Any help greatly appreciated.
Find the volume of the solid under the surface z=(8+x)(8+y) and above the region in the xy-plane given by (x^2)+(y^2) less than or equal to 36.
Hint: Use polar coordinates.
Thanks in advance.
Mike
Any help greatly appreciated.
Find the volume of the solid under the surface z=(8+x)(8+y) and above the region in the xy-plane given by (x^2)+(y^2) less than or equal to 36.

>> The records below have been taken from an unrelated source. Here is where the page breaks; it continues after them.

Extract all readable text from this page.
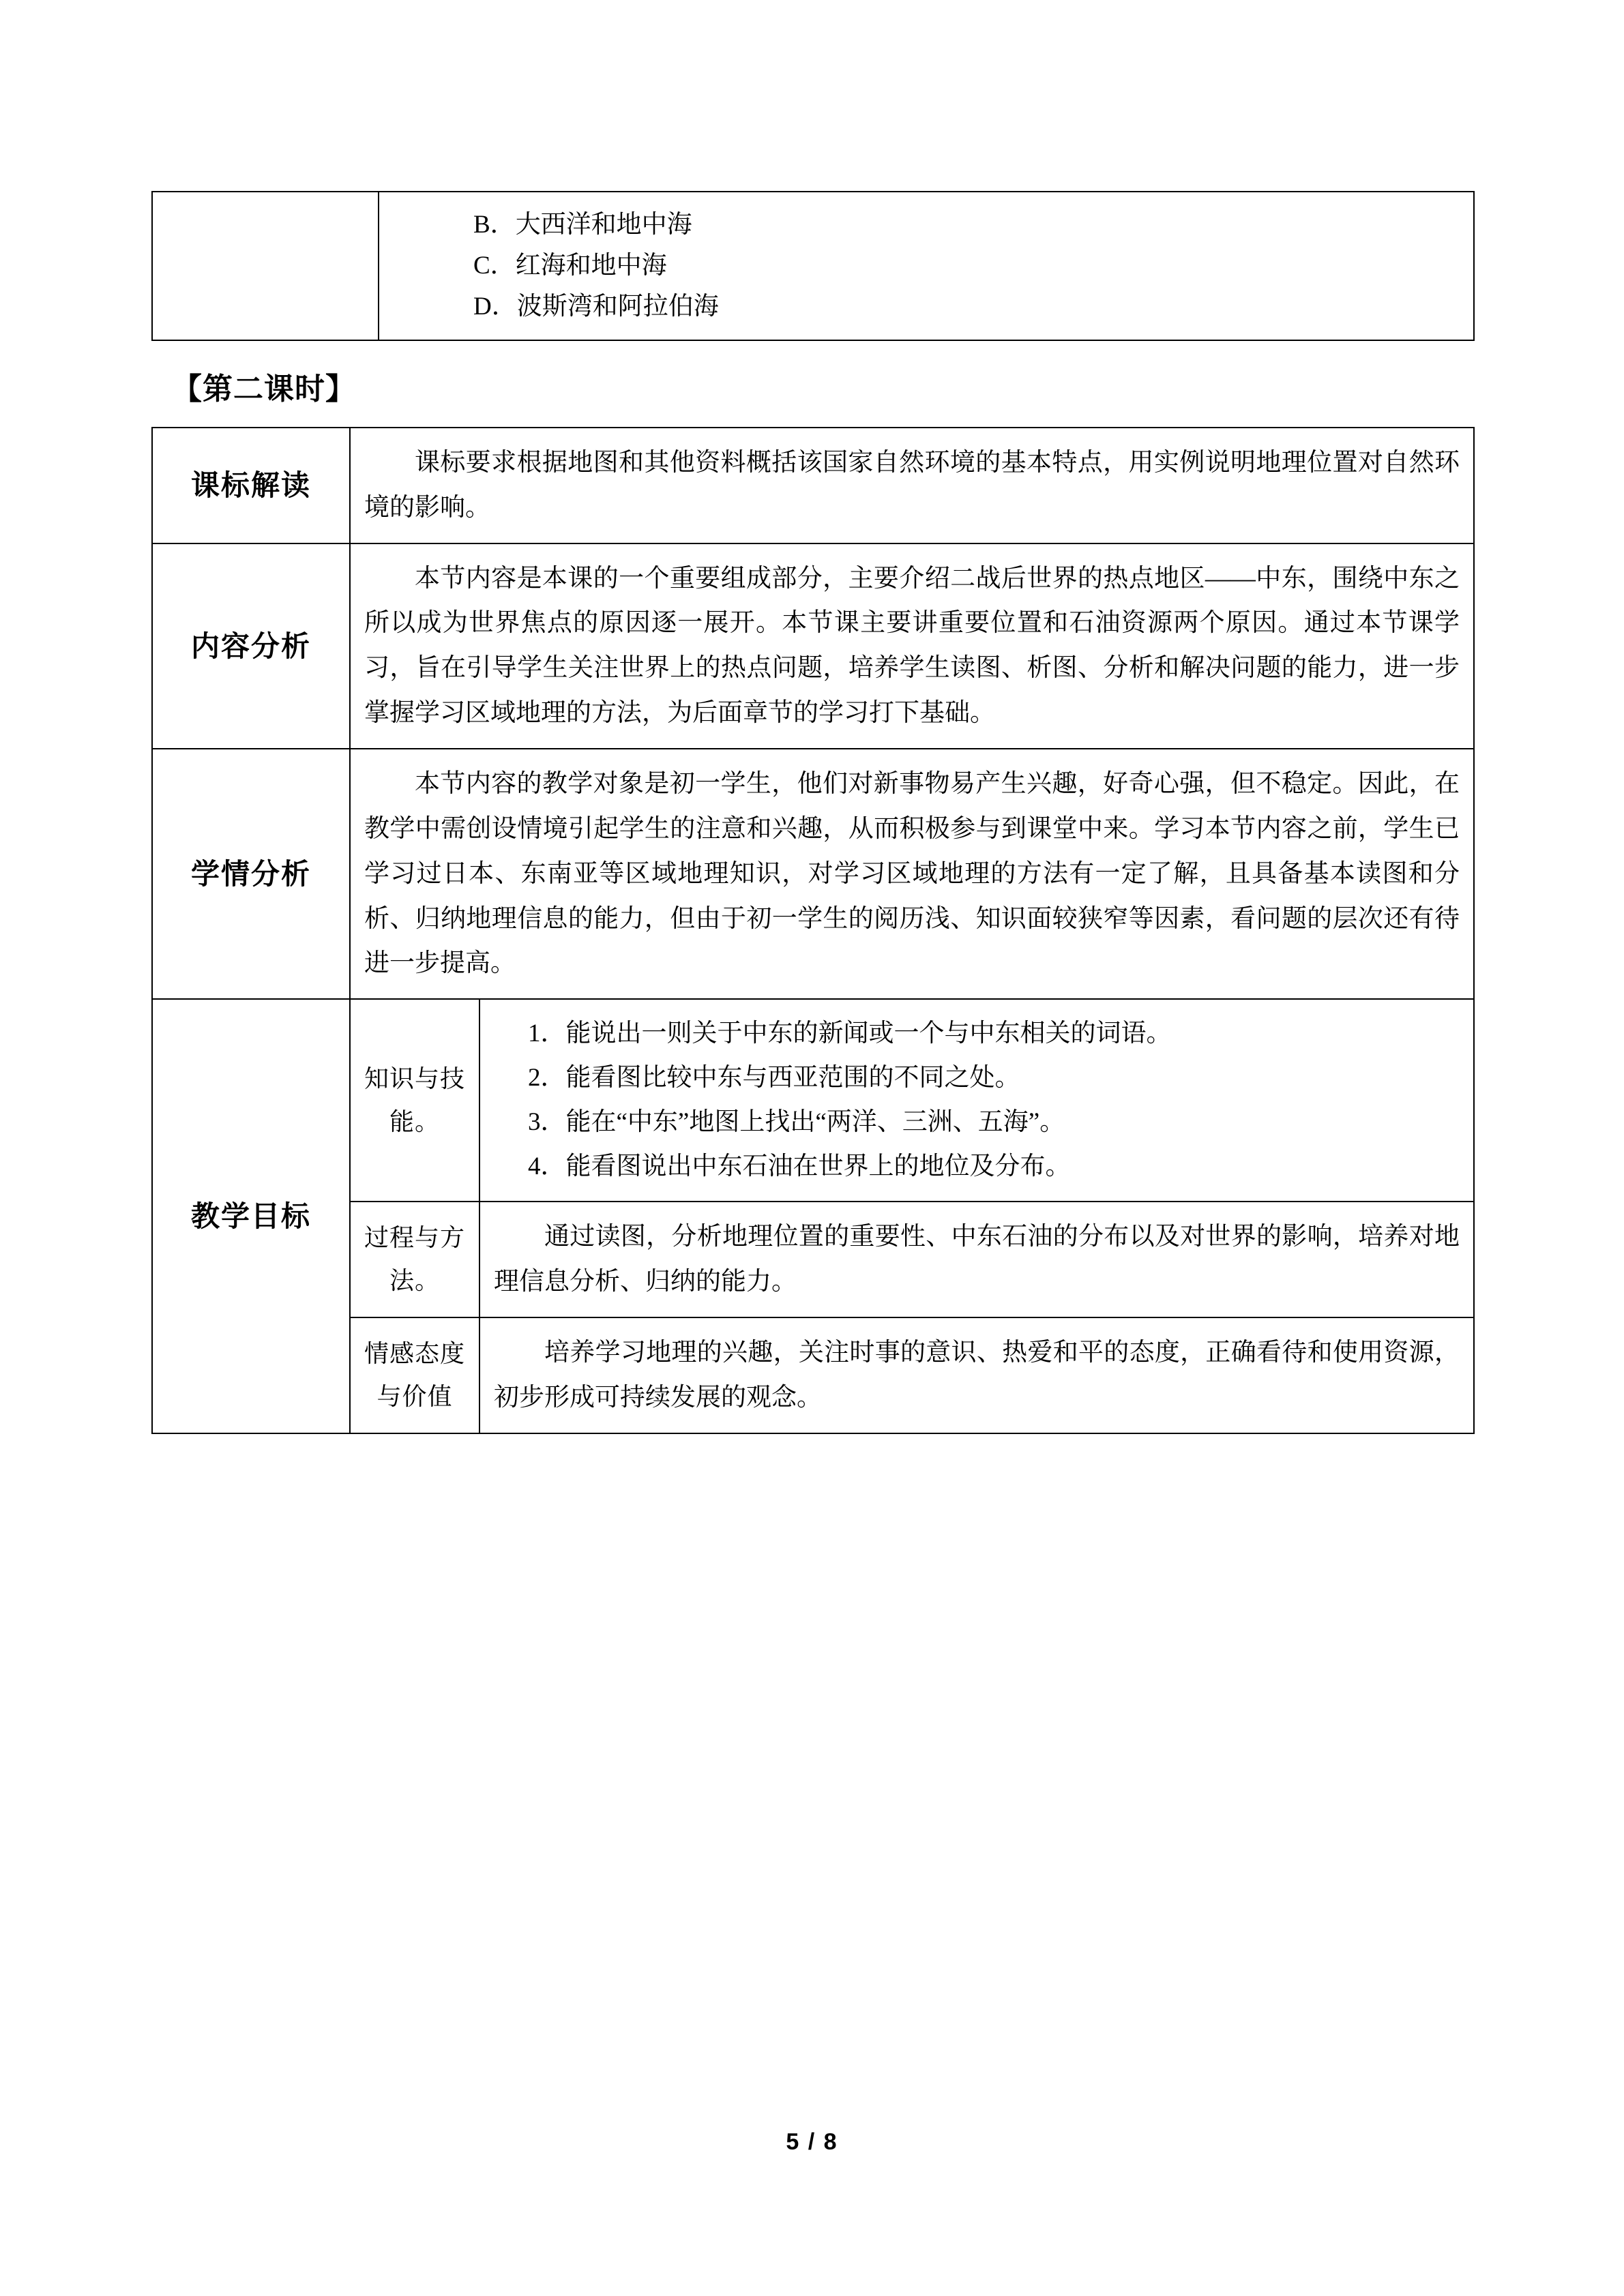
B．大西洋和地中海
C．红海和地中海
D．波斯湾和阿拉伯海
【第二课时】
课标解读	课标要求根据地图和其他资料概括该国家自然环境的基本特点，用实例说明地理位置对自然环境的影响。	
内容分析	本节内容是本课的一个重要组成部分，主要介绍二战后世界的热点地区——中东，围绕中东之所以成为世界焦点的原因逐一展开。本节课主要讲重要位置和石油资源两个原因。通过本节课学习，旨在引导学生关注世界上的热点问题，培养学生读图、析图、分析和解决问题的能力，进一步掌握学习区域地理的方法，为后面章节的学习打下基础。	
学情分析	本节内容的教学对象是初一学生，他们对新事物易产生兴趣，好奇心强，但不稳定。因此，在教学中需创设情境引起学生的注意和兴趣，从而积极参与到课堂中来。学习本节内容之前，学生已学习过日本、东南亚等区域地理知识，对学习区域地理的方法有一定了解，且具备基本读图和分析、归纳地理信息的能力，但由于初一学生的阅历浅、知识面较狭窄等因素，看问题的层次还有待进一步提高。	
教学目标	知识与技能。	1．能说出一则关于中东的新闻或一个与中东相关的词语。
2．能看图比较中东与西亚范围的不同之处。
3．能在“中东”地图上找出“两洋、三洲、五海”。
4．能看图说出中东石油在世界上的地位及分布。

	过程与方法。	通过读图，分析地理位置的重要性、中东石油的分布以及对世界的影响，培养对地理信息分析、归纳的能力。
	情感态度与价值	培养学习地理的兴趣，关注时事的意识、热爱和平的态度，正确看待和使用资源，初步形成可持续发展的观念。
5 / 8
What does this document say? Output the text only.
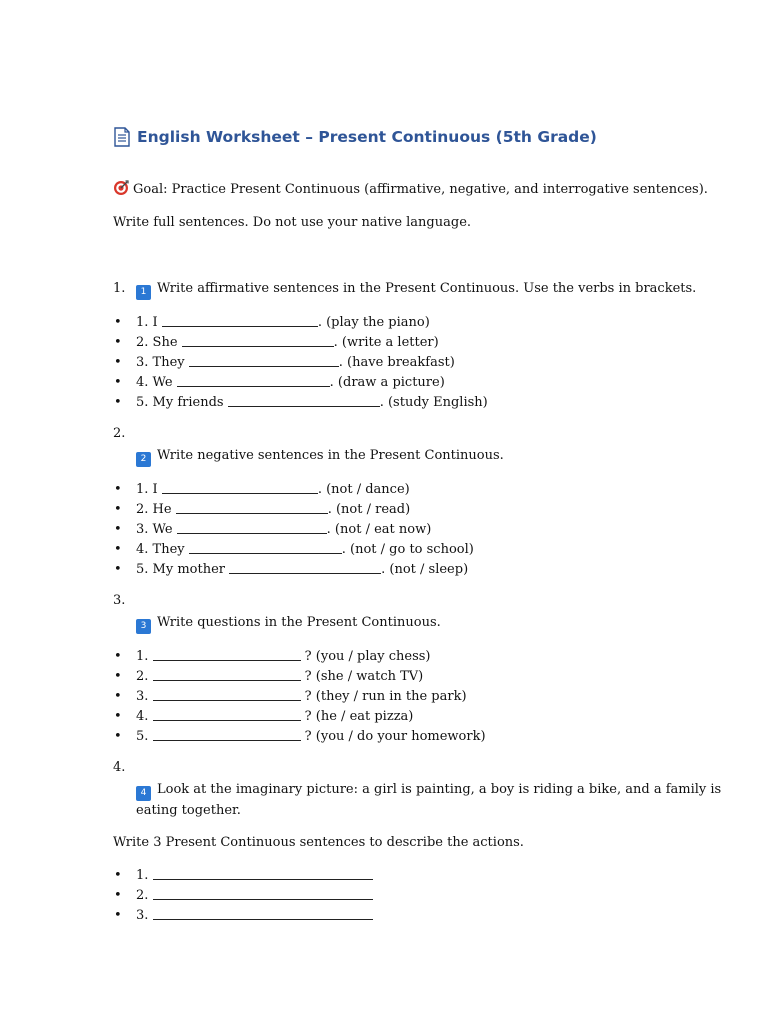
English Worksheet – Present Continuous (5th Grade)
Goal: Practice Present Continuous (affirmative, negative, and interrogative sentences).
Write full sentences. Do not use your native language.
1. 1 Write affirmative sentences in the Present Continuous. Use the verbs in brackets.
• 1. I	. (play the piano)
• 2. She	. (write a letter)
• 3. They	. (have breakfast)
• 4. We	. (draw a picture)
• 5. My friends	. (study English)
2.
2 Write negative sentences in the Present Continuous.
• 1. I	. (not / dance)
• 2. He	. (not / read)
• 3. We	. (not / eat now)
• 4. They	. (not / go to school)
• 5. My mother	. (not / sleep)
3.
3 Write questions in the Present Continuous.
• 1.	? (you / play chess)
• 2.	? (she / watch TV)
• 3.	? (they / run in the park)
• 4.	? (he / eat pizza)
• 5.	? (you / do your homework)
4.
4 Look at the imaginary picture: a girl is painting, a boy is riding a bike, and a family is
eating together.
Write 3 Present Continuous sentences to describe the actions.
• 1.
• 2.
• 3.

Hint: Use polar coordinates.
Thanks in advance.
Mike
In cylindrical polars we have:Originally Posted by JaysFan31
$\displaystyle
I=\int_{r=0}^6 \int_{\theta=0}^{2\pi} \int_{z=0}^{(8+r \cos(\theta))(8+r\sin(\theta)} 1\ dz\ d\theta\ r.dr $$\displaystyle =\int_{r=0}^6 \int_{\theta=0}^{2\pi} \int_{z=0}^{(8+r \cos(\theta))(8+r\sin(\theta)} r\ dz\ d\theta\ dr
$
Where we have used the fact that the volume element in cylindrical polars
is $\displaystyle r\ d\theta\ dr \ dz$, and changed the order of integration to suit the problem.
RonL